(1761) Salon de 1761 « Peinture —  Briard  » pp. 159-160
/ 2421
(1761) Salon de 1761 « Peinture —  Briard  » pp. 159-160

Briard

Enfin, mon ami, il y a d’un monsieur Briard un Passage des âmes du purgatoire au Ciel. Ce peintre a relégué son purgatoire dans un coin de son tableau. Il ne s’en échappe que quelques figures perdues sur une toile d’une étendue immense, rari nantes in gurgite vasto. Pour se tirer d’un pareil sujet, il eût fallu la force d’idées, de couleurs, et d’imagination de Rubens, et tenter une de ces machines que les Italiens appellent opera da stupire. Une tête féconde et hardie aurait ouvert le gouffre de feu au bas de son tableau. Il en eût occupé toute l’étendue et toute la profondeur. Là on aurait vu des hommes de tout âge, de tout sexe, de tout état, toutes les espèces de douleurs, et de passions, une infinité d’actions diverses, des âmes emportées, d’autres qui [seraient] retombées ; celles-ci se seraient élancées ; celles-là auraient tendu les mains et les bras. On eût entendu mille gémissements. Le Ciel représenté au-dessus aurait reçu les âmes délivrées.

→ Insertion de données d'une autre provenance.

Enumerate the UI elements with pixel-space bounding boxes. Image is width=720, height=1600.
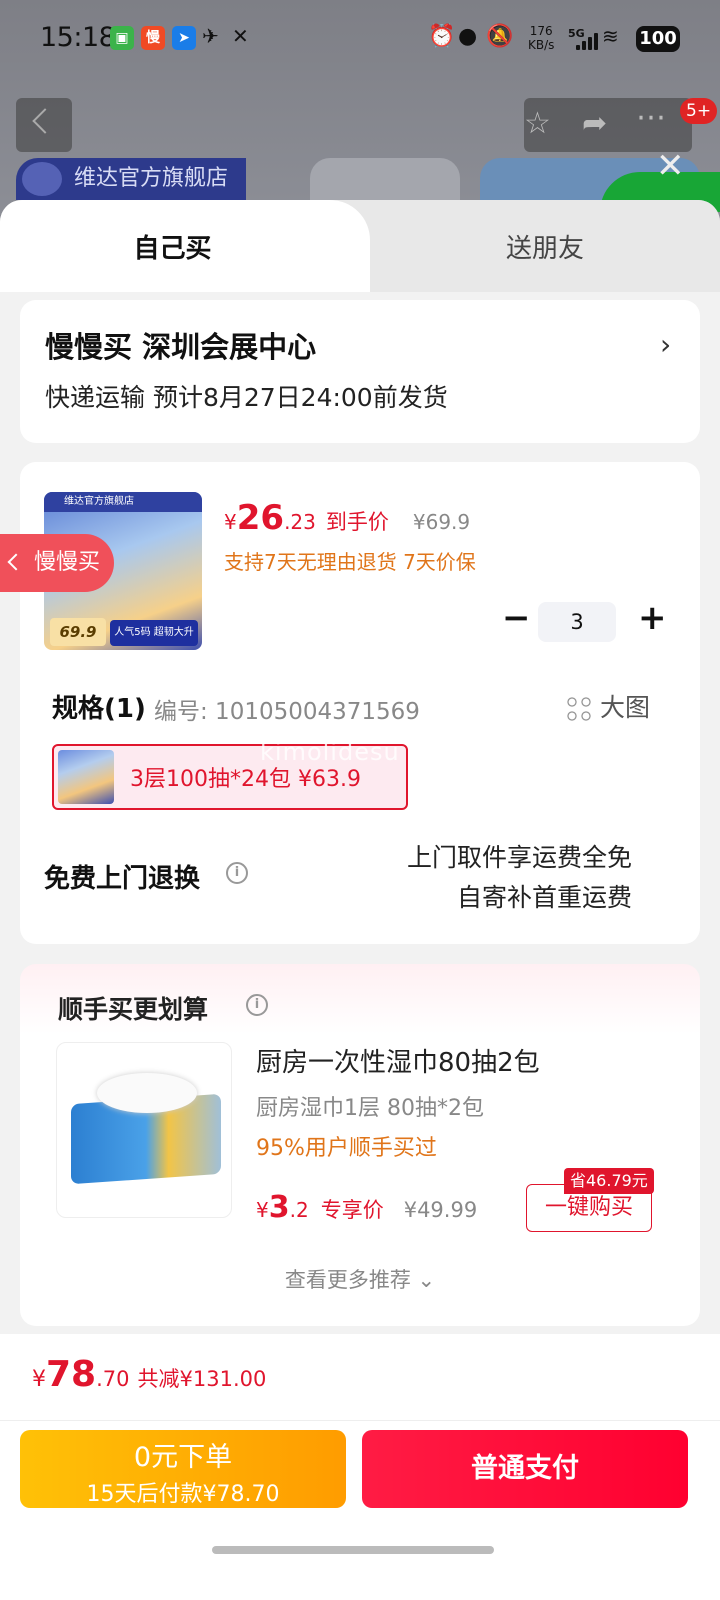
price-row: ¥26.23 到手价 ¥69.9 <box>224 498 470 538</box>
address-title: 慢慢买 深圳会展中心 <box>45 330 317 364</box>
share-icon[interactable]: ➦ <box>582 106 607 141</box>
info-icon[interactable]: i <box>246 994 268 1016</box>
alarm-icon: ⏰ <box>428 24 456 49</box>
price-integer: 26 <box>236 498 285 538</box>
big-view-button[interactable]: 大图 <box>566 688 650 724</box>
upsell-title: 顺手买更划算 <box>58 995 209 1024</box>
product-code: 编号: 10105004371569 <box>154 699 420 725</box>
network-speed: 176 KB/s <box>528 24 555 52</box>
app-icon: 慢 <box>141 26 165 50</box>
plus-icon[interactable]: + <box>638 598 667 638</box>
wipes-sheet-graphic <box>97 1073 197 1113</box>
upsell-price-decimal: .2 <box>289 1198 309 1222</box>
store-logo-icon <box>22 162 62 196</box>
big-view-label: 大图 <box>600 693 651 722</box>
back-arrow-icon <box>32 108 58 134</box>
upsell-price-integer: 3 <box>268 1190 290 1225</box>
upsell-original-price: ¥49.99 <box>403 1198 478 1222</box>
checkout-footer: ¥78.70 共减¥131.00 0元下单 15天后付款¥78.70 普通支付 <box>0 1334 720 1600</box>
more-icon[interactable]: ⋯ <box>636 100 666 135</box>
watermark: kimolidesu <box>260 738 400 766</box>
status-bar: 15:18 ▣ 慢 ➤ ✈ ✕ ⏰ ● 🔕 176 KB/s 5G ≋ 100 <box>0 0 720 80</box>
store-name: 维达官方旗舰店 <box>74 166 229 191</box>
price-label: 到手价 <box>325 510 389 534</box>
upsell-price-row: ¥3.2 专享价 ¥49.99 <box>256 1190 477 1225</box>
price-decimal: .23 <box>284 510 316 534</box>
battery-indicator: 100 <box>636 26 680 52</box>
original-price: ¥69.9 <box>412 510 471 534</box>
quantity-input[interactable]: 3 <box>538 602 616 642</box>
wechat-icon: ▣ <box>110 26 134 50</box>
product-preview-image <box>310 158 460 203</box>
mute-icon: 🔕 <box>486 24 514 49</box>
upsell-price-label: 专享价 <box>320 1198 384 1222</box>
product-card: 维达官方旗舰店 69.9 人气5码 超韧大升级 ¥26.23 到手价 ¥69.9 支… <box>20 462 700 944</box>
thumb-banner: 人气5码 超韧大升级 <box>110 620 198 664</box>
floating-tag-label: 慢慢买 <box>34 550 101 575</box>
close-icon[interactable]: ✕ <box>656 146 685 186</box>
free-return-title: 免费上门退换 <box>44 864 201 894</box>
see-more-recommendations[interactable]: 查看更多推荐 ⌄ <box>20 1264 700 1294</box>
info-icon[interactable]: i <box>226 862 248 884</box>
upsell-product-spec: 厨房湿巾1层 80抽*2包 <box>256 1096 484 1121</box>
free-return-line2: 自寄补首重运费 <box>456 883 632 912</box>
thumb-store-label: 维达官方旗舰店 <box>44 492 202 512</box>
currency-symbol: ¥ <box>32 1367 46 1392</box>
chevron-right-icon: › <box>660 328 672 361</box>
bird-icon: ✈ <box>202 24 219 48</box>
total-price: ¥78.70 共减¥131.00 <box>32 1354 266 1395</box>
currency-symbol: ¥ <box>256 1198 269 1222</box>
divider <box>0 1420 720 1421</box>
upsell-product-image[interactable] <box>56 1042 232 1218</box>
star-icon[interactable]: ☆ <box>524 106 551 141</box>
location-icon: ● <box>458 24 478 49</box>
tab-bar: 自己买 送朋友 <box>0 200 720 292</box>
total-discount: 共减¥131.00 <box>137 1367 267 1391</box>
top-toolbar: ☆ ➦ ⋯ <box>524 98 692 152</box>
tab-gift[interactable]: 送朋友 <box>370 228 720 265</box>
chevron-left-icon <box>7 553 25 571</box>
zero-down-order-button[interactable]: 0元下单 15天后付款¥78.70 <box>20 1430 346 1508</box>
upsell-stat: 95%用户顺手买过 <box>256 1136 437 1161</box>
savings-badge: 省46.79元 <box>564 1168 654 1194</box>
free-return-line1: 上门取件享运费全免 <box>406 843 632 872</box>
notification-badge: 5+ <box>680 98 718 124</box>
wifi-icon: ≋ <box>602 24 619 48</box>
purchase-sheet: 自己买 送朋友 慢慢买 深圳会展中心 快递运输 预计8月27日24:00前发货 … <box>0 200 720 1600</box>
grid-icon <box>566 696 592 722</box>
spec-title: 规格(1) <box>52 694 146 724</box>
person-icon: ✕ <box>232 24 249 48</box>
back-button[interactable] <box>16 98 72 152</box>
status-time: 15:18 <box>40 22 116 53</box>
total-decimal: .70 <box>96 1367 130 1391</box>
address-card[interactable]: 慢慢买 深圳会展中心 快递运输 预计8月27日24:00前发货 › <box>20 300 700 443</box>
normal-pay-button[interactable]: 普通支付 <box>362 1430 688 1508</box>
home-indicator[interactable] <box>212 1546 494 1554</box>
currency-symbol: ¥ <box>224 510 237 534</box>
zero-down-sublabel: 15天后付款¥78.70 <box>86 1482 280 1507</box>
tab-self-buy[interactable]: 自己买 <box>0 228 345 265</box>
thumb-price: 69.9 <box>50 618 106 646</box>
floating-tag[interactable]: 慢慢买 <box>0 534 114 592</box>
minus-icon[interactable]: − <box>502 598 531 638</box>
delivery-estimate: 快递运输 预计8月27日24:00前发货 <box>45 383 448 412</box>
upsell-card: 顺手买更划算 i 厨房一次性湿巾80抽2包 厨房湿巾1层 80抽*2包 95%用… <box>20 964 700 1326</box>
upsell-product-name[interactable]: 厨房一次性湿巾80抽2包 <box>256 1042 540 1079</box>
option-thumbnail <box>58 750 114 804</box>
signal-icon <box>576 32 598 50</box>
maps-icon: ➤ <box>172 26 196 50</box>
return-policy: 支持7天无理由退货 7天价保 <box>224 550 476 574</box>
zero-down-label: 0元下单 <box>133 1442 233 1473</box>
quantity-stepper: − 3 + <box>490 598 690 642</box>
total-integer: 78 <box>46 1354 97 1395</box>
store-name-chip[interactable]: 维达官方旗舰店 <box>16 158 246 200</box>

Elles auraient été présentées à la gloire éternelle par des anges qu’on aurait vus monter et descendre, et se plonger dans le gouffre dont les flammes dévorantes les auraient respectés. Avant que de prendre son pinceau, il faut avoir frissonné vingt fois de son sujet ; avoir perdu le sommeil ; s’être levé pendant la nuit, et couru en chemise et pied nu jeter sur le papier ses esquisses, à la lueur d’une lampe de nuit.